The existing version of the ICD was endorsed by the decision-making body of WHO, the World Health Assembly, in 1990 and is used by more than 100 countries around the world as of 2017.
“Inclusion of a disorder in ICD is a consideration which countries take into account when making decisions on the provision of health care and allocation of resources for prevention, treatment, and rehabilitation,” Hartl said.
By adding the gaming disorder to the ICD, the WHO now makes it so that that is an official diagnosis that can be used by healthcare workers.
Chris Ferguson is a professor of psychology at Stetson University in Florida whose research includes video games and other media violence and said the ICD is “the book of real diseases that you can get insurance payments for.”
Though Ferguson warned that internet gaming disorder is “totally different” from the general gaming disorder and that he didn’t think WHO’s proposal was a reflection of the consensus in the field about the debate between scholars.
Douglas A. Gentile is a professor of psychology at Iowa State University and said that he disagreed and hopes the inclusion of gaming disorder would “generate a lot more discussion about what’s the best way to define it” and “what’s the best way to treat it.”
Ferguson said that if gaming disorder is an actual disorder, it seems to be rare since the numbers cited in most studies say that it has a rate of around 1% or less for individuals who are gamers that “have anything that looks like this type of disorder.”

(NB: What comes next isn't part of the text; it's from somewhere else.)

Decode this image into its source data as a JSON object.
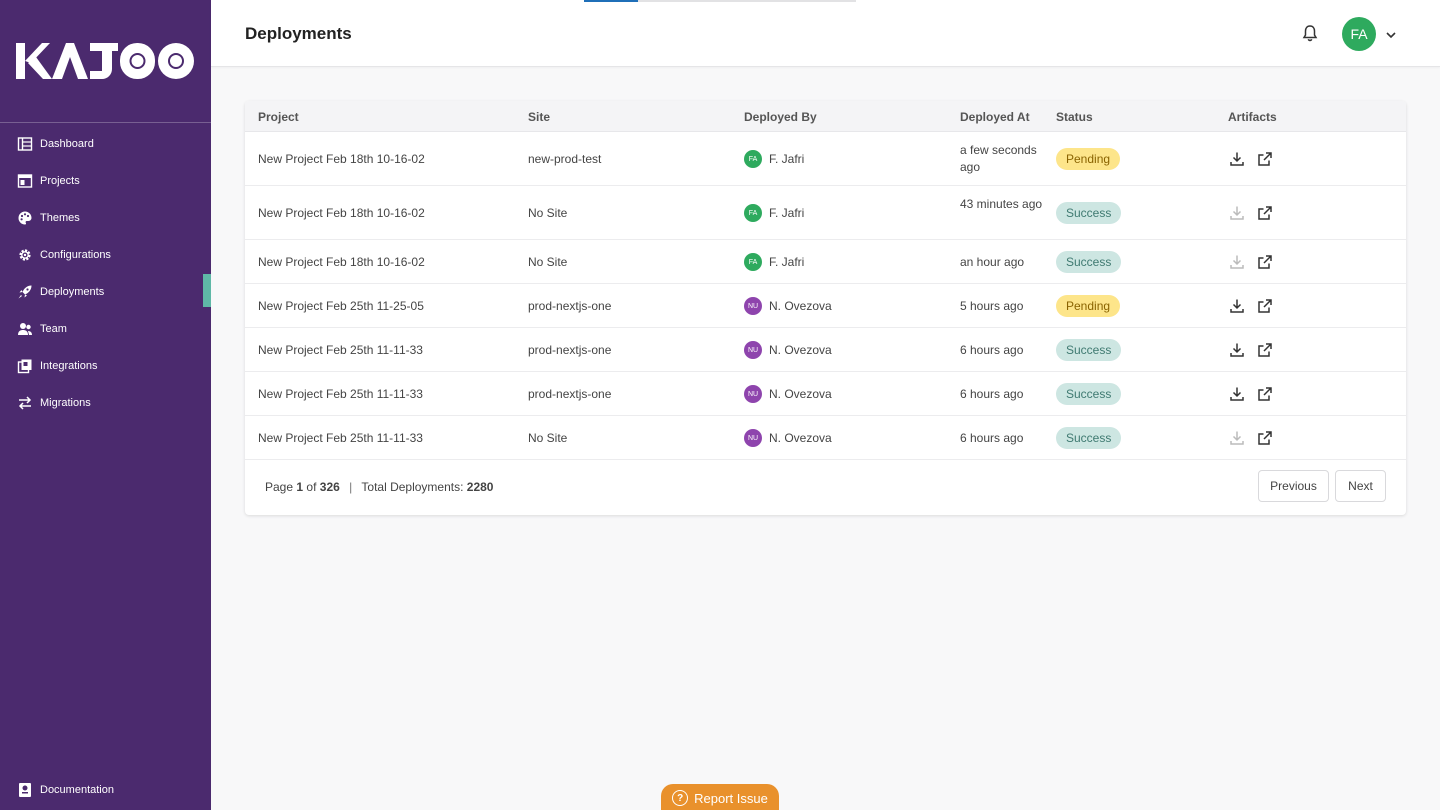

“There are people out there who overdo video games,” Ferguson said, “but people overdo lots of stuff, so why games? Why not just have a general behavioral addiction category that can apply to anything that people overdo?”
WHO’s spokesman Hartl said that since the “use of the internet, computers, smartphones, and other electronic devices have dramatically increased over recent decades,” and while there are benefits to those advancements, “health problems as a result of excessive use have also been documented” and there is “increasing demand for treatment in different parts of the world.”